凄惨的笑容在妇女脸上展现,这种景象胖子很熟悉,那些被生活的重担压得抬不起头、直不起腰的人、那些饱尝生活艰辛的人,他们脸上很多时候都是这种模样。

“肩膀上的伤不要紧,就是脸上的伤疤,大夫说要进行几次整容修复,手术费最低也要十万以上。我们——我们娘俩——”中年妇女再也说不下去了,又掏出手绢捂住嘴。

呜咽一阵,这才又继续道:“一个姑娘家,脸上要是留块疤,以后还怎么嫁人;她爸没得早,孩子高中毕业连大学都没敢考,都是我这个当娘的没本事,苦了孩子啊——”

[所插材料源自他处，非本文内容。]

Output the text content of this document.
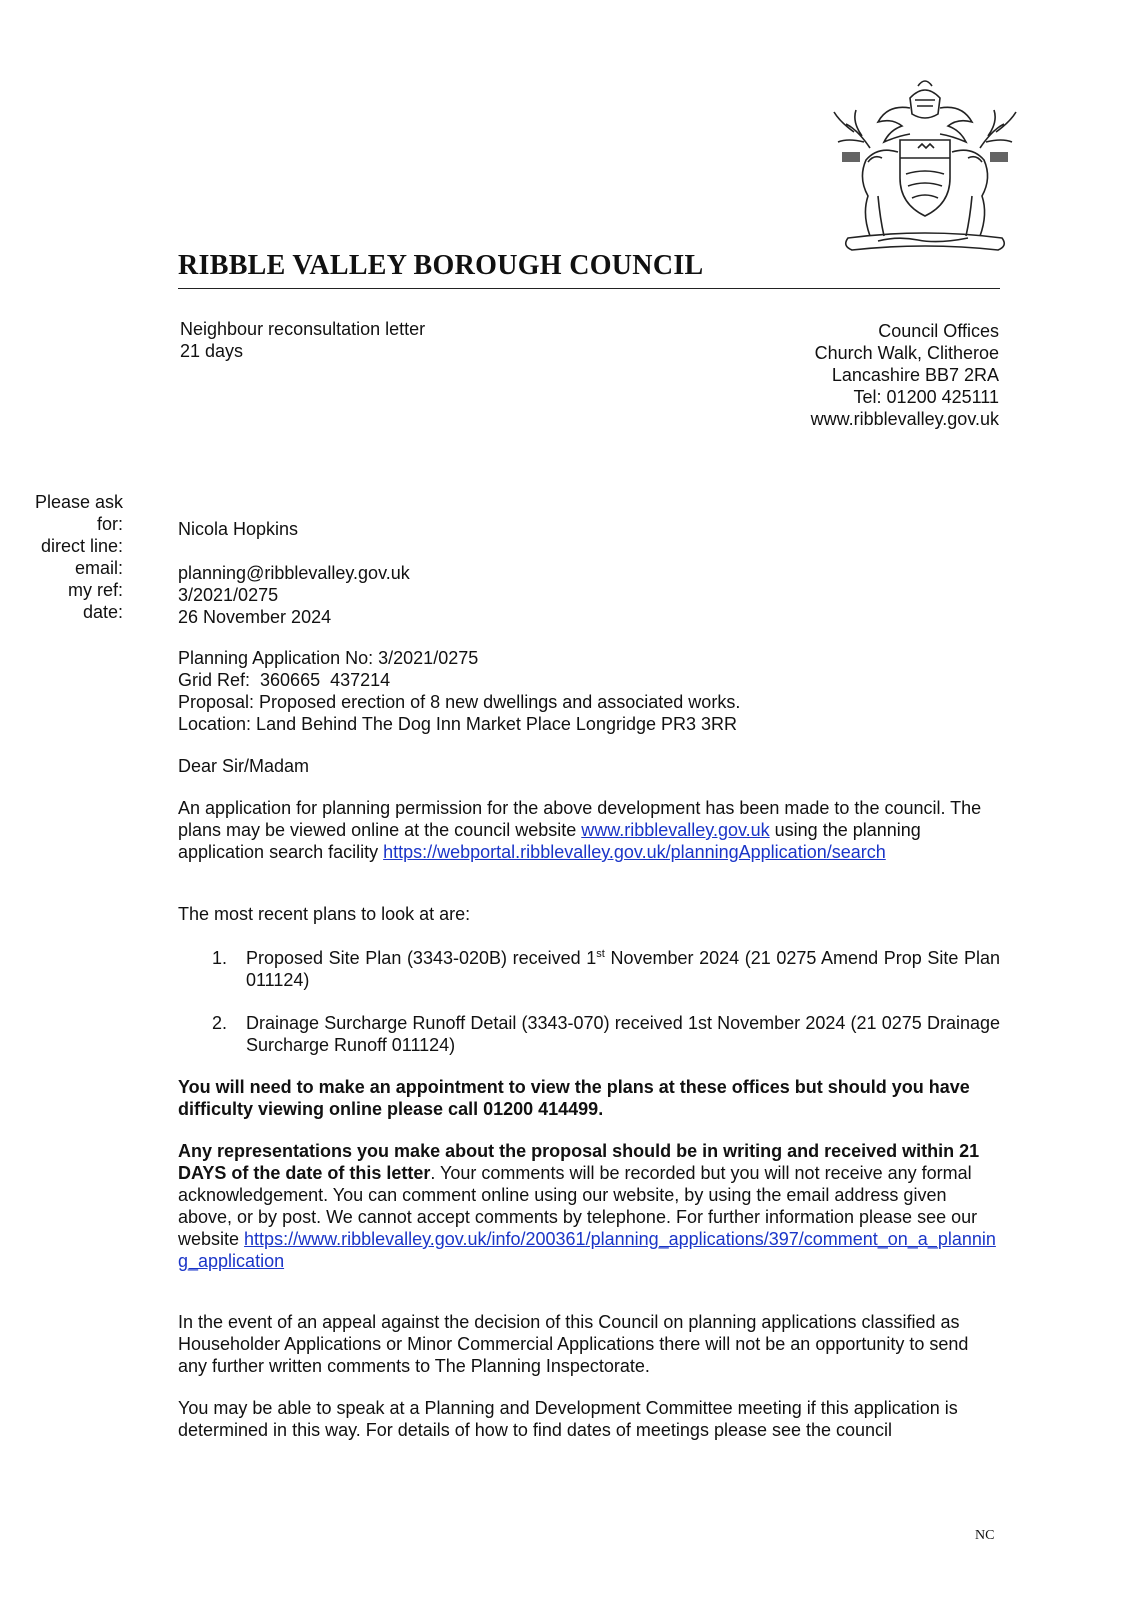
RIBBLE VALLEY BOROUGH COUNCIL
Neighbour reconsultation letter
21 days
Council Offices
Church Walk, Clitheroe
Lancashire BB7 2RA
Tel: 01200 425111
www.ribblevalley.gov.uk
Please ask
for:
direct line:
email:
my ref:
date:
Nicola Hopkins
planning@ribblevalley.gov.uk
3/2021/0275
26 November 2024
Planning Application No: 3/2021/0275
Grid Ref:  360665  437214
Proposal: Proposed erection of 8 new dwellings and associated works.
Location: Land Behind The Dog Inn Market Place Longridge PR3 3RR
Dear Sir/Madam

An application for planning permission for the above development has been made to the council. The plans may be viewed online at the council website www.ribblevalley.gov.uk using the planning application search facility https://webportal.ribblevalley.gov.uk/planningApplication/search

The most recent plans to look at are:
1. Proposed Site Plan (3343-020B) received 1st November 2024 (21 0275 Amend Prop Site Plan 011124)
2. Drainage Surcharge Runoff Detail (3343-070) received 1st November 2024 (21 0275 Drainage Surcharge Runoff 011124)
You will need to make an appointment to view the plans at these offices but should you have difficulty viewing online please call 01200 414499.

Any representations you make about the proposal should be in writing and received within 21 DAYS of the date of this letter. Your comments will be recorded but you will not receive any formal acknowledgement. You can comment online using our website, by using the email address given above, or by post. We cannot accept comments by telephone. For further information please see our website https://www.ribblevalley.gov.uk/info/200361/planning_applications/397/comment_on_a_planning_application

In the event of an appeal against the decision of this Council on planning applications classified as Householder Applications or Minor Commercial Applications there will not be an opportunity to send any further written comments to The Planning Inspectorate.
You may be able to speak at a Planning and Development Committee meeting if this application is determined in this way. For details of how to find dates of meetings please see the council
NC
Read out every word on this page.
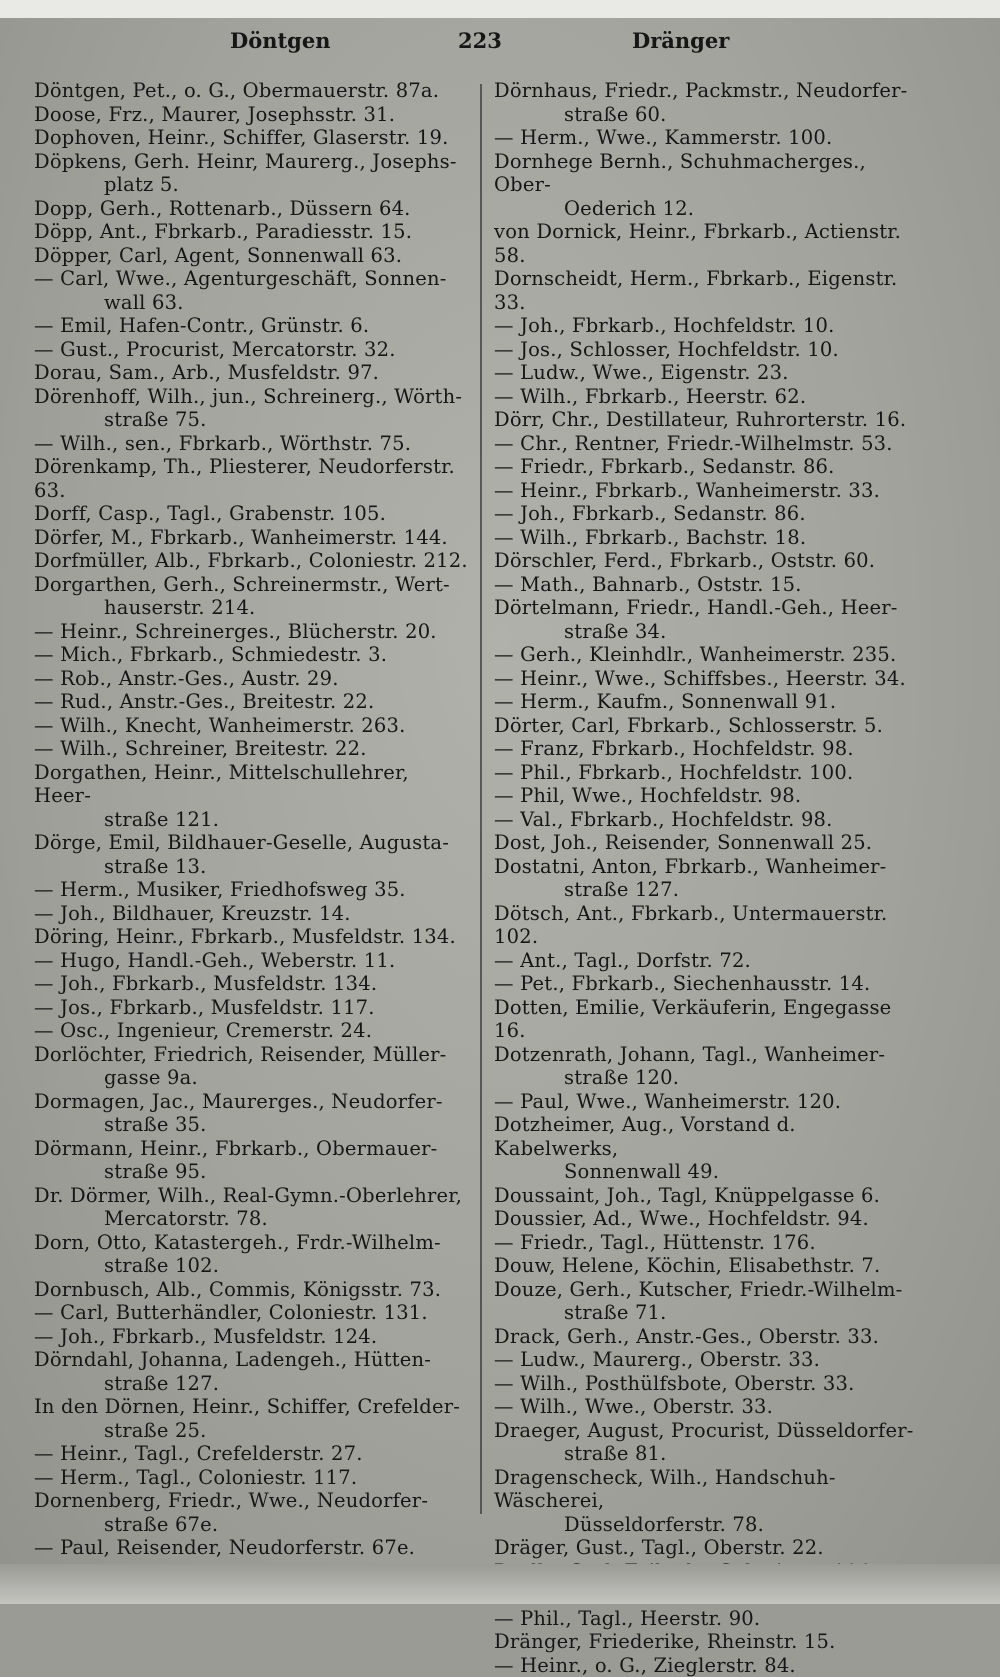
Döntgen	223	Dränger
Döntgen, Pet., o. G., Obermauerstr. 87a.
Doose, Frz., Maurer, Josephsstr. 31.
Dophoven, Heinr., Schiffer, Glaserstr. 19.
Döpkens, Gerh. Heinr, Maurerg., Josephs-
platz 5.
Dopp, Gerh., Rottenarb., Düssern 64.
Döpp, Ant., Fbrkarb., Paradiesstr. 15.
Döpper, Carl, Agent, Sonnenwall 63.
— Carl, Wwe., Agenturgeschäft, Sonnen-
wall 63.
— Emil, Hafen-Contr., Grünstr. 6.
— Gust., Procurist, Mercatorstr. 32.
Dorau, Sam., Arb., Musfeldstr. 97.
Dörenhoff, Wilh., jun., Schreinerg., Wörth-
straße 75.
— Wilh., sen., Fbrkarb., Wörthstr. 75.
Dörenkamp, Th., Pliesterer, Neudorferstr. 63.
Dorff, Casp., Tagl., Grabenstr. 105.
Dörfer, M., Fbrkarb., Wanheimerstr. 144.
Dorfmüller, Alb., Fbrkarb., Coloniestr. 212.
Dorgarthen, Gerh., Schreinermstr., Wert-
hauserstr. 214.
— Heinr., Schreinerges., Blücherstr. 20.
— Mich., Fbrkarb., Schmiedestr. 3.
— Rob., Anstr.-Ges., Austr. 29.
— Rud., Anstr.-Ges., Breitestr. 22.
— Wilh., Knecht, Wanheimerstr. 263.
— Wilh., Schreiner, Breitestr. 22.
Dorgathen, Heinr., Mittelschullehrer, Heer-
straße 121.
Dörge, Emil, Bildhauer-Geselle, Augusta-
straße 13.
— Herm., Musiker, Friedhofsweg 35.
— Joh., Bildhauer, Kreuzstr. 14.
Döring, Heinr., Fbrkarb., Musfeldstr. 134.
— Hugo, Handl.-Geh., Weberstr. 11.
— Joh., Fbrkarb., Musfeldstr. 134.
— Jos., Fbrkarb., Musfeldstr. 117.
— Osc., Ingenieur, Cremerstr. 24.
Dorlöchter, Friedrich, Reisender, Müller-
gasse 9a.
Dormagen, Jac., Maurerges., Neudorfer-
straße 35.
Dörmann, Heinr., Fbrkarb., Obermauer-
straße 95.
Dr. Dörmer, Wilh., Real-Gymn.-Oberlehrer,
Mercatorstr. 78.
Dorn, Otto, Katastergeh., Frdr.-Wilhelm-
straße 102.
Dornbusch, Alb., Commis, Königsstr. 73.
— Carl, Butterhändler, Coloniestr. 131.
— Joh., Fbrkarb., Musfeldstr. 124.
Dörndahl, Johanna, Ladengeh., Hütten-
straße 127.
In den Dörnen, Heinr., Schiffer, Crefelder-
straße 25.
— Heinr., Tagl., Crefelderstr. 27.
— Herm., Tagl., Coloniestr. 117.
Dornenberg, Friedr., Wwe., Neudorfer-
straße 67e.
— Paul, Reisender, Neudorferstr. 67e.
Dörnhaus, Friedr., Packmstr., Neudorfer-
straße 60.
— Herm., Wwe., Kammerstr. 100.
Dornhege Bernh., Schuhmacherges., Ober-
Oederich 12.
von Dornick, Heinr., Fbrkarb., Actienstr. 58.
Dornscheidt, Herm., Fbrkarb., Eigenstr. 33.
— Joh., Fbrkarb., Hochfeldstr. 10.
— Jos., Schlosser, Hochfeldstr. 10.
— Ludw., Wwe., Eigenstr. 23.
— Wilh., Fbrkarb., Heerstr. 62.
Dörr, Chr., Destillateur, Ruhrorterstr. 16.
— Chr., Rentner, Friedr.-Wilhelmstr. 53.
— Friedr., Fbrkarb., Sedanstr. 86.
— Heinr., Fbrkarb., Wanheimerstr. 33.
— Joh., Fbrkarb., Sedanstr. 86.
— Wilh., Fbrkarb., Bachstr. 18.
Dörschler, Ferd., Fbrkarb., Oststr. 60.
— Math., Bahnarb., Oststr. 15.
Dörtelmann, Friedr., Handl.-Geh., Heer-
straße 34.
— Gerh., Kleinhdlr., Wanheimerstr. 235.
— Heinr., Wwe., Schiffsbes., Heerstr. 34.
— Herm., Kaufm., Sonnenwall 91.
Dörter, Carl, Fbrkarb., Schlosserstr. 5.
— Franz, Fbrkarb., Hochfeldstr. 98.
— Phil., Fbrkarb., Hochfeldstr. 100.
— Phil, Wwe., Hochfeldstr. 98.
— Val., Fbrkarb., Hochfeldstr. 98.
Dost, Joh., Reisender, Sonnenwall 25.
Dostatni, Anton, Fbrkarb., Wanheimer-
straße 127.
Dötsch, Ant., Fbrkarb., Untermauerstr. 102.
— Ant., Tagl., Dorfstr. 72.
— Pet., Fbrkarb., Siechenhausstr. 14.
Dotten, Emilie, Verkäuferin, Engegasse 16.
Dotzenrath, Johann, Tagl., Wanheimer-
straße 120.
— Paul, Wwe., Wanheimerstr. 120.
Dotzheimer, Aug., Vorstand d. Kabelwerks,
Sonnenwall 49.
Doussaint, Joh., Tagl, Knüppelgasse 6.
Doussier, Ad., Wwe., Hochfeldstr. 94.
— Friedr., Tagl., Hüttenstr. 176.
Douw, Helene, Köchin, Elisabethstr. 7.
Douze, Gerh., Kutscher, Friedr.-Wilhelm-
straße 71.
Drack, Gerh., Anstr.-Ges., Oberstr. 33.
— Ludw., Maurerg., Oberstr. 33.
— Wilh., Posthülfsbote, Oberstr. 33.
— Wilh., Wwe., Oberstr. 33.
Draeger, August, Procurist, Düsseldorfer-
straße 81.
Dragenscheck, Wilh., Handschuh-Wäscherei,
Düsseldorferstr. 78.
Dräger, Gust., Tagl., Oberstr. 22.
— Phil., Tagl., Heerstr. 90.
Dränger, Friederike, Rheinstr. 15.
— Heinr., o. G., Zieglerstr. 84.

中年妇女泣不成声,却又不敢哭出声来,捂着嘴抽噎。头发粘在脸上,生活的辛酸,早早就漂白了头发。

吧嗒——八斗哥的银行卡掉在地上,马封侯帮他捡起来,低声安慰一句:“八斗,好像捂热乎啦——”

对于这个从小玩到大的八斗哥,他太熟悉了,这卡里的钱,现在已经是别人的了。十五万啊,就这么飞了,一下回到解放前!